Pour vous parler du père ce soir, je vais
commencer par vous raconter en la résumant l’histoire du film de Vittorio de Sica : « Le voleur de bicyclette ». Pendant la première partie du film l’enfant projette sur son père une image de
grand homme.
Il l’admire et cherche à l’imiter. Puis lorsque son père rate le vol de la bicyclette cette image s’effondre.
Il a maintenant devant lui un père faible
et fautif qui manque d’aller en prison et n’est relâché que par pitié.
Le mépris à ce moment pourrait remplacer l’ancienne « surestimation infantile ».

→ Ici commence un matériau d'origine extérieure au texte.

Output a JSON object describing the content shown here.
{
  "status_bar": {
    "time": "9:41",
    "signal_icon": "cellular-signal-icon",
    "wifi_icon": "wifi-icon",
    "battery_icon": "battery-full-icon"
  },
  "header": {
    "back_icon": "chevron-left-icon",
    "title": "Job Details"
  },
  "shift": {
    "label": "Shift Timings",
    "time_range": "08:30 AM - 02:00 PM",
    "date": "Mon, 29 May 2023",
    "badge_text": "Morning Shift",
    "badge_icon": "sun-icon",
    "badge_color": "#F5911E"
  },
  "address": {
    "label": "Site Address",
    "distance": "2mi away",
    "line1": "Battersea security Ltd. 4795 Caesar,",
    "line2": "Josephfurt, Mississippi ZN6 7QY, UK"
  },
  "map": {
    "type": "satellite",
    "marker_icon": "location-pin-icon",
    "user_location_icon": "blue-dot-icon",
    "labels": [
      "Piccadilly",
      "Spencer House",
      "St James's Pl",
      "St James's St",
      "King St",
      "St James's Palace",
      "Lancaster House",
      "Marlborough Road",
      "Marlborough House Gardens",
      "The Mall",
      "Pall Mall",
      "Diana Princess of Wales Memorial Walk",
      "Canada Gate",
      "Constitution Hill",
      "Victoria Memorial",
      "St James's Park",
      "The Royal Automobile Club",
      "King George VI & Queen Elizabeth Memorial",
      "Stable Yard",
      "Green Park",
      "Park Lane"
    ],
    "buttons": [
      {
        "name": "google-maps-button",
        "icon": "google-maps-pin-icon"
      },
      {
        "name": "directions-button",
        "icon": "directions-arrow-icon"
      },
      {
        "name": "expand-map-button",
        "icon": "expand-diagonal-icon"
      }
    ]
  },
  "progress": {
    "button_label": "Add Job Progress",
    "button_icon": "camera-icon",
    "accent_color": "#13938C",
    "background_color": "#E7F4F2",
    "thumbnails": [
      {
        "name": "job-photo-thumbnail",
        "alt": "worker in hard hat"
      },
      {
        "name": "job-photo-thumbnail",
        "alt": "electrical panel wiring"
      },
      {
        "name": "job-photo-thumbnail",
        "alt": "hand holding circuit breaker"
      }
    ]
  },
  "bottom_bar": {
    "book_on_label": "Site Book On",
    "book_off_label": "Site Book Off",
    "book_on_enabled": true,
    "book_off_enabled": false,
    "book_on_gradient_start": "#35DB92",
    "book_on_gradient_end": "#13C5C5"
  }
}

Le père rentre chez lui, la tête basse, son fils le suit de loin, hostile.
Après une longue marche silencieuse ils finissent par se rejoindre, se prennent par la main et retournent ensemble à la maison. Tout se passe comme si à cet instant l’enfant avait pu recomposer une nouvelle image de son père, dans laquelle se trouve maintenant inclus un élément faible qui jusqu’ici n’apparaissait pas : l’image d’un petit enfant proche de lui-même, jusque là masquée par celle du grand homme. Seulement voilà tous les enfants ne parviennent pas à transformer aussi heureusement cette grande image univoque du père en un ensemble plus complexe qui n’exclut plus les contraires.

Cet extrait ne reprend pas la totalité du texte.